4 Ways You Could (Accidentally) Damage Your Reputation In Your New Job

Courtesy Of Forbes

Congratulations on your new job! While you’re busy creating your 30/60/90 day game plan and thinking of other ways you can make a good first impression, don’t forget to consider ways you could (accidentally) damage your reputation. Here are four mistakes to avoid.

Question the way (and why) things are done. You are excited about your new job and want to make a positive impact quickly, so you can demonstrate your value. But before espousing your opinions, take time to identify all angles of situations. This means understanding the stakeholders, inputs, resources, processes and outcomes or results.

Once you have this information, you’ll be able to dig deeper into certain circumstances using terminology such as, “Help me understand how…”and “How does department ABC then use this information to…?”  How you word things is just as important as the questions you ask, so think before you speak. This will help you build a reputation for being thorough and analytical, yet thoughtful in your approach.

Refer constantly to how your previous company did things.Saying things like, “That’s not how we did it at ABC company,” or“Where I came from, this is how we did it and it worked much better,”could damage your reputation in your new job. Comments like these can make you sound arrogant and will make coworkers roll their eyes in frustration.

I once led the marketing department after the parent company had purchased and merged five companies into one. Bragging about former companies was so prevalent that I implemented a fun way of calling attention to this negative behavior. Whenever anyone used the name of his or her former company in an arrogant way and someone pointed this out, the person had to add $1 to a small box in my office. When the box was filled with money, I used it to buy a pizza lunch for the team – and during this lunchtime break, we had an open discussion about the behavior. The team realized how detrimental the practice was to the newly combined company and culture we were trying to create. After that, the negative behavior ceased.

Ask for time off. You might be surprised at how often hiring managers express their frustration to me about new employees blindsiding them with time off requests. If you receive a job offer in May and your family already has vacation plans scheduled for mid-June, let the hiring manager know immediately (before you begin your new job) and proactively work with him or her to ensure that your vacation will not disrupt the productivity of the department.

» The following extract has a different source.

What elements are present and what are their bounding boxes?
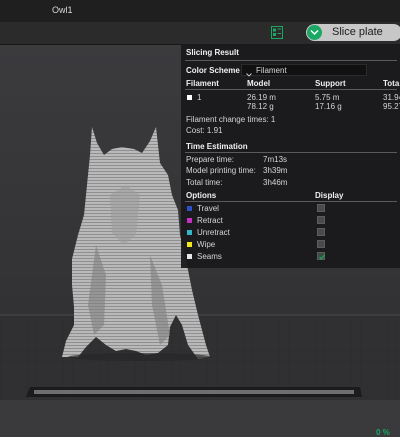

Surprising your new manager with a personal time off request your first week on the job can damage your reputation because it can make you seem deceitful and immature. Managers anticipate that employees will be taking vacation time during the summer, so be sure you make this topic a point of discussion during the hiring process, not after.

Spend time gossiping. Everyone wants to get to know the people they’ll be working with in their new job – but don’t find out through the gossip in the break room. Take the time to get to know each colleague individually and form your own opinions. Don’t let other people’s gossip cloud your thinking when it comes to your new coworkers.